Brown also highlighted the reduced toxicity with the U2 regimen compared with other PI3K inhibitors tested in frontline.
“The side effect profile still carried many of the PI3-kinase inhibitor-type toxicities, just at a lower rate than we have seen with the other drugs,” she said.
With a median treatment exposure of 21 months with the U2 regimen and 5 months with fixed-duration chlorambucil-obinutuzumab, adverse events (AEs) of any grade occurred in 100% and 97%, respectively. The U2 regimen had higher rates of diarrhea (56% vs 22%), nausea (51% vs 38%), infusion-related reactions (46% vs 25%), fatigue (35% vs 30%), cough (29% vs 18%), headache (26% vs 18%), pyrexia (25% vs 20%), chills (24% vs 17%), urinary tract infections (22% vs 12%), and dizziness (21% vs 9%). Chlorambucil-obinutuzumab had higher rates of neutropenia (40% vs 34%) and thrombocytopenia (23% vs 9%).
Grade ≥3 AEs occurred in 82% of patients on the U2 regimen and 66% of those on chlorambucil-obinutuzumab, with the most common being diarrhea (12% vs 3%, respectively) and neutropenia (31% vs 36%). In the U2 group, high-grade diarrhea occurred slightly more frequently in the upfront setting (13.8% vs 10.0%), while high-grade neutropenia was more common in the previously treated group (40.0% vs 24.1%).

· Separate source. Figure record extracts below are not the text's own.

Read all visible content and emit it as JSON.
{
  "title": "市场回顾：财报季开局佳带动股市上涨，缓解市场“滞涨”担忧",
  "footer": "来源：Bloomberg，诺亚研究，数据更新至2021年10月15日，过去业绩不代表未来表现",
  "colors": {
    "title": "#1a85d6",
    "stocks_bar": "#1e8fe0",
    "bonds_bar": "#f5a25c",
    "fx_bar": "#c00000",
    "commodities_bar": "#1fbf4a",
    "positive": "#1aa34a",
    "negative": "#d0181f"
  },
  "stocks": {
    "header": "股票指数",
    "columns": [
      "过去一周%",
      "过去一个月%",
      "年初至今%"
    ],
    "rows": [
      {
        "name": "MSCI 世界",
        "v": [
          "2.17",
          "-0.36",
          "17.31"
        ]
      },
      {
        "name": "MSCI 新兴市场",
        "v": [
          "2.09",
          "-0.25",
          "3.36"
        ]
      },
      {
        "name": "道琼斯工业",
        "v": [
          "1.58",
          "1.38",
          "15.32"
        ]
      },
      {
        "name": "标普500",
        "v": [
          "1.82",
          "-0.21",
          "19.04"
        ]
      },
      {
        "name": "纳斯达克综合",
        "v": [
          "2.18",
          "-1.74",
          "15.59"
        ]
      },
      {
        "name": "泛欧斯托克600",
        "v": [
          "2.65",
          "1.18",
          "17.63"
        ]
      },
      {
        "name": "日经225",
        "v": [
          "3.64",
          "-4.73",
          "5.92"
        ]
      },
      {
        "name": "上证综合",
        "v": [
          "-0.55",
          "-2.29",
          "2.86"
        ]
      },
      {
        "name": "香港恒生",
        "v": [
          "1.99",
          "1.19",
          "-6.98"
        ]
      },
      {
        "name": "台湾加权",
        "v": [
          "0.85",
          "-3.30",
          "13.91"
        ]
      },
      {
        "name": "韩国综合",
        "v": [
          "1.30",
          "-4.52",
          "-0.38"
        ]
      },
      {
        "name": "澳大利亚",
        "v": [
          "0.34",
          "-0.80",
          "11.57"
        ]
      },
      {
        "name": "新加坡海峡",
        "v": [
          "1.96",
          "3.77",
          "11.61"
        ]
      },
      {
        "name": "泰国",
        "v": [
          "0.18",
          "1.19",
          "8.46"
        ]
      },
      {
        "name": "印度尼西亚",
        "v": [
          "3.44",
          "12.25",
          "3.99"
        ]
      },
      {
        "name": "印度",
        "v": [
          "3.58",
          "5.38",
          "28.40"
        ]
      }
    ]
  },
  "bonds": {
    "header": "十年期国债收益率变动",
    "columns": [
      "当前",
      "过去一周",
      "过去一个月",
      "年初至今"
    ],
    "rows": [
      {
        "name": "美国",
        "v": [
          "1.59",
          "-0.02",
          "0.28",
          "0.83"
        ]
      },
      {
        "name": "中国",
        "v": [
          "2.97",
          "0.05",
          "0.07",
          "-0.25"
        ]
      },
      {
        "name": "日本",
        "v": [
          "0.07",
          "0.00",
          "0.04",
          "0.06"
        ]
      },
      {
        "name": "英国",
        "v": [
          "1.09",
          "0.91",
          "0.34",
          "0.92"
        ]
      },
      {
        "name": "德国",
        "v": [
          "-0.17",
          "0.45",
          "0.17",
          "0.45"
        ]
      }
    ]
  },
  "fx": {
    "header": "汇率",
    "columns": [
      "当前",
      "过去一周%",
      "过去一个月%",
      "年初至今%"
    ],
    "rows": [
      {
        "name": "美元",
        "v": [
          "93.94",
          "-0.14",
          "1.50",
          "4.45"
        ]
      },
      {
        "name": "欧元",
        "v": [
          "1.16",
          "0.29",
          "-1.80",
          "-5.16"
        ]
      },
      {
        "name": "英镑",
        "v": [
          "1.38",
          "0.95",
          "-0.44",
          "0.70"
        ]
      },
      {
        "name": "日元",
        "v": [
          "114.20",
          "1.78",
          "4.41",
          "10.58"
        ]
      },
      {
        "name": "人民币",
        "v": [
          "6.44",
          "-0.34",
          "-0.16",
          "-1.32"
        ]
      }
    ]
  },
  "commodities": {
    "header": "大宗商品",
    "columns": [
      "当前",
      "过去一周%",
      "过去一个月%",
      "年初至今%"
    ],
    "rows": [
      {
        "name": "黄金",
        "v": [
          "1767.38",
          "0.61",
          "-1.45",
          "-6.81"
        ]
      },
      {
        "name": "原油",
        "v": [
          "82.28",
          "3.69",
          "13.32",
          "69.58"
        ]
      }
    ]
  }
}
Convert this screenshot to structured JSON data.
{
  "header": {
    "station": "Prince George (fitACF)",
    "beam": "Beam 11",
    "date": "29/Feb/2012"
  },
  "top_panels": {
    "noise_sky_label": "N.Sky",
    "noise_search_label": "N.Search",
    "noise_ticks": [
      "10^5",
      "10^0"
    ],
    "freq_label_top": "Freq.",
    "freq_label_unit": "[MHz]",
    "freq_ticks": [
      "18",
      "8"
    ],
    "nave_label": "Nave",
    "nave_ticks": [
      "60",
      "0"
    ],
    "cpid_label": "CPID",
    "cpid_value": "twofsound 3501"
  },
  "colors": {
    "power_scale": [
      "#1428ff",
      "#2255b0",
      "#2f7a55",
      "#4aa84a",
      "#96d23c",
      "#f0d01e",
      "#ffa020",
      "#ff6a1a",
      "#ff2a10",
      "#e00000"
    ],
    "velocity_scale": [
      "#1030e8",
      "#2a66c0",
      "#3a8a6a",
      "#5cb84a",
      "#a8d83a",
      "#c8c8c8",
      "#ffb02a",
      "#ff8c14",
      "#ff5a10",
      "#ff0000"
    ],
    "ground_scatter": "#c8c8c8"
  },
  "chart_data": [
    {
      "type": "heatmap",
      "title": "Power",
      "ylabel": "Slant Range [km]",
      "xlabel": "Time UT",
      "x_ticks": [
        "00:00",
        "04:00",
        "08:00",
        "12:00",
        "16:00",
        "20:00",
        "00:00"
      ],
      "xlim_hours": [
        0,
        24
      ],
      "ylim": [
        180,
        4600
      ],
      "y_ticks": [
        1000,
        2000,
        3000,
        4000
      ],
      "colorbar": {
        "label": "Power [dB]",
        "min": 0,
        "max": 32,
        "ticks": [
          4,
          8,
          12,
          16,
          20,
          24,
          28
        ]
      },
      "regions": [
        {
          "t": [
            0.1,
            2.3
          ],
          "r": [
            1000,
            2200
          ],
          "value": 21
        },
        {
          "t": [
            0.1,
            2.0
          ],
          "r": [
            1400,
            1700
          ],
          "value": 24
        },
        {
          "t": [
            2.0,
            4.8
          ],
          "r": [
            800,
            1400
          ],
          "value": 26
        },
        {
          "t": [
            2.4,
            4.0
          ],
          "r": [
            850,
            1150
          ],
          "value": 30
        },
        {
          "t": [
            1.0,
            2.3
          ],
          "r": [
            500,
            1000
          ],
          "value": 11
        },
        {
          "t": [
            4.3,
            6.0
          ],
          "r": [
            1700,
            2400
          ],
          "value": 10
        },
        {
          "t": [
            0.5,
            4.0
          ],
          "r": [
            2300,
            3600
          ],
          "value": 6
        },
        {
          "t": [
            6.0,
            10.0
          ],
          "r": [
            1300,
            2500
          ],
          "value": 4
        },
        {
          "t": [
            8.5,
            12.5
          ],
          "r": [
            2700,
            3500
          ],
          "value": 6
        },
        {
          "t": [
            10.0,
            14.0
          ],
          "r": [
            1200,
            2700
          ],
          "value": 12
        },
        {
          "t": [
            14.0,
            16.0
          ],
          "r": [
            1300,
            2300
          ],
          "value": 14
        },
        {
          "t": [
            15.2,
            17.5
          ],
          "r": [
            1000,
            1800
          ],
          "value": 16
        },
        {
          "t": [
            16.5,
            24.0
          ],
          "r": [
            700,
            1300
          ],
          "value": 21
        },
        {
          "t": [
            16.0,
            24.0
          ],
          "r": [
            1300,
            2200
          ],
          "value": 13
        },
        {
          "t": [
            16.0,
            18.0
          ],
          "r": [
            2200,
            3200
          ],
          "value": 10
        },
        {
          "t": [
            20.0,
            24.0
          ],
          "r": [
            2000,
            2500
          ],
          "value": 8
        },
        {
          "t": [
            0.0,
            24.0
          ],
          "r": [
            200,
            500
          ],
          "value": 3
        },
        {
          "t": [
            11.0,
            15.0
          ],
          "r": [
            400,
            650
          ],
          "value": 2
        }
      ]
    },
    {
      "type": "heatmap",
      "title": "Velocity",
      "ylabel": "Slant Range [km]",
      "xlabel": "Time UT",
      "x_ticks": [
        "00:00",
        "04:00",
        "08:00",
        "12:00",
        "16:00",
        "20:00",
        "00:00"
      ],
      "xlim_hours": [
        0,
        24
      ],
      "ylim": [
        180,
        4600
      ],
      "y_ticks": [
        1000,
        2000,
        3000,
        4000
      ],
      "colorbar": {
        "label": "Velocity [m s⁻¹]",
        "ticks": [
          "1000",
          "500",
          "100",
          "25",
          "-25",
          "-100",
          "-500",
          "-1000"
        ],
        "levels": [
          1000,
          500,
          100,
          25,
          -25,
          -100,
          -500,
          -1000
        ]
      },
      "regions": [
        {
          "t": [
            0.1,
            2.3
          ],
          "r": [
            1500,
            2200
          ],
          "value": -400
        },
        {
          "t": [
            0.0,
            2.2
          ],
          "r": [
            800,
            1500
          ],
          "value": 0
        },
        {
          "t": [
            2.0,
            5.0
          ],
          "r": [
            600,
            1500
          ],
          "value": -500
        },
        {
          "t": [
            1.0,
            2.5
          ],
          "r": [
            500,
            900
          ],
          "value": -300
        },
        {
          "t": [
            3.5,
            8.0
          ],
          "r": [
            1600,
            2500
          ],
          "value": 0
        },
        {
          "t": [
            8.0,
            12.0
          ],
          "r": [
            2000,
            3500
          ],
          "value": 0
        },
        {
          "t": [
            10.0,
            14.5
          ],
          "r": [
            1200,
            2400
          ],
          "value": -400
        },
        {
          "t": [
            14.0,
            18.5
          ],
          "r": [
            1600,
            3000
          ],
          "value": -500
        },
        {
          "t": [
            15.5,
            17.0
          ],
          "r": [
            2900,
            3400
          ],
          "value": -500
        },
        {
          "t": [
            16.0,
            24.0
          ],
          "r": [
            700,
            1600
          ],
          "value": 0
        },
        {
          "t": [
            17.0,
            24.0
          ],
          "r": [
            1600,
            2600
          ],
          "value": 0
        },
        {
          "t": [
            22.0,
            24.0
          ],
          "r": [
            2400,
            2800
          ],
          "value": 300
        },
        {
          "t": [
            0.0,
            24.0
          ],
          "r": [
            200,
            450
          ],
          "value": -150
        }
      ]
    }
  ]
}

Serious AEs occurred in 46.1% of those on the U2 regimen versus 23.5% of patients on chlorambucil-obinutuzumab, with deaths due to toxicity in 3.9% and 2.5%, respectively.
UNITY-CLL enrolled 421 patients with treatment naive (n=240) or previously treated (n=181) CLL who were randomized 1:1 to combination treatment with either oral umbralisib plus intravenous ublituximab or oral chlorambucil plus intravenous obinutuzumab.
Treatment arms were well balanced, with median ages of 67-68, presence of del(17p) in 9%-11%, and unmutated IGHV in 54%-55%. Patients needed to have adequate organ function and an Eastern Cooperative Oncology Group performance status of 0-2 to enroll.
Stratification factors included presence of del(17p) and prior treatment status. In the pretreated group, patients in the U2 arm had a higher median number of prior therapies (two vs versus). Between 81%-91% in both groups had received a prior anti-CD20 agent, 13%-15% had received a BTK inhibitor, and 86%-89% had received prior chemoimmunotherapy.
The study was funded by TG Therapeutics.
Gribben disclosed relevant relationships with TG Therapeutics, MorphoSys, Novartis, Gilead, Janssen, AstraZeneca, Celgene, and AbbVie.